Example 3: Function of an example
  • Passage: Author argues a legal rule has unintended consequences; then gives an example of a case where compliance increased costs without improving safety.

  • Function: illustrate/support the claim about unintended consequences.

  • Trap: “Provide background about the legal system.” (topic-adjacent, wrong job)

Example 4: Comparative—agreement/disagreement
  • Passage A: “This phenomenon is best explained by economic incentives.”

  • Passage B: “Economic incentives matter, but cultural norms are the primary driver.”

  • Agreement: both think incentives play some role.

  • Disagreement: what is primary.

  • Trap: “Both passages deny cultural influence.” (A didn’t address it; B affirms it)


Common Mistakes & Traps

1) Mistake: Reading for facts instead of structure

  • What happens: you try to memorize details and run out of time.

  • Why wrong: questions reward roles and relationships more than trivia.

  • Fix: summarize each paragraph’s job in a short phrase.

2) Mistake: Not separating author view from other views

  • What happens: you pick answers that reflect “critics argue…” as if it’s the author.

  • Why wrong: RC loves viewpoint traps.

  • Fix: label viewpoints: Author / Critics / Study / Traditionalists.

3) Mistake: Treating “most strongly supported” like “possible”

  • What happens: you pick an answer that could be true.

  • Why wrong: LSAT wants what the text forces (or heavily supports).

  • Fix: demand a text chain: sentence A + sentence B ⇒ answer.

4) Mistake: Falling for extreme language

  • What happens: you choose “proves,” “completely,” “never,” “the best.”

  • Why wrong: passages are usually qualified; extremes rarely match.

  • Fix: check modality; match “may/some/often” with similar softness.

5) Mistake: Answering function questions by paraphrasing content

  • What happens: you say what the sentence states, not why it’s there.

  • Why wrong: “function” is about rhetorical role.

  • Fix: use a role verb: introduce, concede, rebut, exemplify, support, define, contrast.

6) Mistake: Ignoring scope boundaries

  • What happens: answer mentions a different time, group, or field.

  • Why wrong: RC is strict about what’s in-bounds.

  • Fix: restate the passage’s scope (who/what/when/where) before selecting.

7) Mistake: Relying on line references too literally

  • What happens: you only read the cited line.

  • Why wrong: meaning often depends on surrounding context and contrasts.

  • Fix: read 2–5 lines above and below, especially around “however/but.”

8) Mistake: Botching EXCEPT / LEAST questions

  • What happens: you forget to flip the task and pick a supported answer.

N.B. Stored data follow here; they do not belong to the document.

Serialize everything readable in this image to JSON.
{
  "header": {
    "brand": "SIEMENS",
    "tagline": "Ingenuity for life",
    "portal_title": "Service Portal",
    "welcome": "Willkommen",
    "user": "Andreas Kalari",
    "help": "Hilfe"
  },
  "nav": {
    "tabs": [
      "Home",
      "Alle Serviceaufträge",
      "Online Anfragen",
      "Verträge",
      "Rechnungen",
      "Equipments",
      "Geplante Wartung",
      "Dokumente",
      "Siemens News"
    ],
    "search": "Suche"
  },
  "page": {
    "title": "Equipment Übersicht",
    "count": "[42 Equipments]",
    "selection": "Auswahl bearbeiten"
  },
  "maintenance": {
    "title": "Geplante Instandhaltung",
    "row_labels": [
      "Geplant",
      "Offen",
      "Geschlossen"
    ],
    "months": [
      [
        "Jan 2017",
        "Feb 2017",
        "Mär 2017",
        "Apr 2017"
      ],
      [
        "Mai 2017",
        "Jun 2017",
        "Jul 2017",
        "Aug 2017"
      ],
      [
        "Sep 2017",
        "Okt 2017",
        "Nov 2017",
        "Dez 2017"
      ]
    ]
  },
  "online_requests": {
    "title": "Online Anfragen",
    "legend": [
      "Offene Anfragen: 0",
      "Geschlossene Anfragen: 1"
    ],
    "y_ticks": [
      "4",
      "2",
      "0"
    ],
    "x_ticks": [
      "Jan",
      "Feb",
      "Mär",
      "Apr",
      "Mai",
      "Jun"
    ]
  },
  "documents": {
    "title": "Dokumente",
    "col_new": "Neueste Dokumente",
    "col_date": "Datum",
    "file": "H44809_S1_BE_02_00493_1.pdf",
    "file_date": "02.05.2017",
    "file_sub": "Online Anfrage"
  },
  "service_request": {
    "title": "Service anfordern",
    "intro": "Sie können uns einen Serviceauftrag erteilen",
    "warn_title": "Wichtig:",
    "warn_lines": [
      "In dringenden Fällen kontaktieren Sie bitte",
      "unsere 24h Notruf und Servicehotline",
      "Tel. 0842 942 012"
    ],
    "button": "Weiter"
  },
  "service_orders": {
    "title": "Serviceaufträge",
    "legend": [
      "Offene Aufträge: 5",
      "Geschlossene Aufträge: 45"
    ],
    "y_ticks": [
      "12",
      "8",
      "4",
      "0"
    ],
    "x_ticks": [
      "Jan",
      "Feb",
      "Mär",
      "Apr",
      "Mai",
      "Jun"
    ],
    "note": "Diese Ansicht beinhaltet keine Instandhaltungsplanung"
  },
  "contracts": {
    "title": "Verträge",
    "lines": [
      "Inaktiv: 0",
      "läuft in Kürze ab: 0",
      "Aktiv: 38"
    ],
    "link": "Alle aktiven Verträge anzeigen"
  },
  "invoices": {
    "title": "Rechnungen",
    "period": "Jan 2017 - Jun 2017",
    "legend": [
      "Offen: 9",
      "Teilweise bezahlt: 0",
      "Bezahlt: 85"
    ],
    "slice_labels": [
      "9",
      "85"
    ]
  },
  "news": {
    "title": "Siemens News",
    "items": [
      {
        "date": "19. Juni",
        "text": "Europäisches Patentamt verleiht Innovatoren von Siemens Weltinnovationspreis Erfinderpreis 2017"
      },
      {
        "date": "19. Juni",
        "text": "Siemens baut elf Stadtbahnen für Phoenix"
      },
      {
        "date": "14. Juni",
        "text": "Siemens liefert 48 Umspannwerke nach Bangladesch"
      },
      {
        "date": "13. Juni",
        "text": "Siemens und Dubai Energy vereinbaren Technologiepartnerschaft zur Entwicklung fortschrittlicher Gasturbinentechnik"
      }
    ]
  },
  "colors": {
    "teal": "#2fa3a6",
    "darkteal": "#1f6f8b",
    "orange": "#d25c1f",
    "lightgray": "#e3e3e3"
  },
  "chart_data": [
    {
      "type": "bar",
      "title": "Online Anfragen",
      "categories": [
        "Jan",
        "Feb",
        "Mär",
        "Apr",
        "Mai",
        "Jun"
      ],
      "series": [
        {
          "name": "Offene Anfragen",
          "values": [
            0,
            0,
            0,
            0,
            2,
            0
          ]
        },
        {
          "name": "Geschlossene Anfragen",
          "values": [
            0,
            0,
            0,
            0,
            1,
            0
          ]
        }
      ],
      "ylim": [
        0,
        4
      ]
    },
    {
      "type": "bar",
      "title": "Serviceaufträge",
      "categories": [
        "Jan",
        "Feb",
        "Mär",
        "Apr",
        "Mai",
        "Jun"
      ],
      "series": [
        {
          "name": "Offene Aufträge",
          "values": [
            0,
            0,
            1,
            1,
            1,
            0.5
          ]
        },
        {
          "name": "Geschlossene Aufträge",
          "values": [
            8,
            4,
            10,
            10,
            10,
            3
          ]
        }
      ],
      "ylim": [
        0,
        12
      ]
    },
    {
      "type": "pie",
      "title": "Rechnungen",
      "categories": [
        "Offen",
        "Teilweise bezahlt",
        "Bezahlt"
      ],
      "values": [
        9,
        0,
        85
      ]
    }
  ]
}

  • Why wrong: these are inversion traps.

  • Fix: write a quick mental note: “Find the NOT supported.” Verify the winner lacks proof.


Memory Aids & Quick Tricks

Trick / mnemonic

What it helps you remember

When to use it

MP = “Thesis + Why”

Main point is the conclusion plus its framing (what problem/debate it resolves)

Main point / primary purpose

Function = “What job is this doing?”

Don’t paraphrase—identify rhetorical role

Function/role questions

CATS for traps: Contradiction, Absent support, Too strong, Scope shift

Fast elimination categories

Any question, especially inference

Viewpoint tags (A=Author, O=Other)

Prevents mixing who believes what

Passages with critics/researchers

Comparative: “Solo → Sync”

Understand each passage alone, then connect

Comparative passages

If it’s global, don’t reread

Use your map first; reread only to confirm

Main point/purpose/structure

Quick trick: If two answers seem close, prefer the one that matches the passage’s level of certainty and does less (more modest, more precise).


Quick Review Checklist

  • You can state the passage topic, scope, and thesis in one sentence.

  • You know each paragraph’s job (setup, evidence, counter, resolution).

  • You can separate author vs. others without guessing.

  • For global questions, you predict before choices.

  • For local questions, you locate + read surrounding context.

  • For inference, you demand strong support, not plausibility.

  • For function, you answer “why included,” not “what it says.”

  • You actively screen for traps: too strong, scope shift, distortion, wrong viewpoint.

  • For EXCEPT/LEAST, you flip the task and verify the unsupported choice.

  • For comparative, you do Solo → Sync and track agreements/disagreements precisely.

You’ve got this—stay text-bound, stay structural, and let the traps eliminate themselves.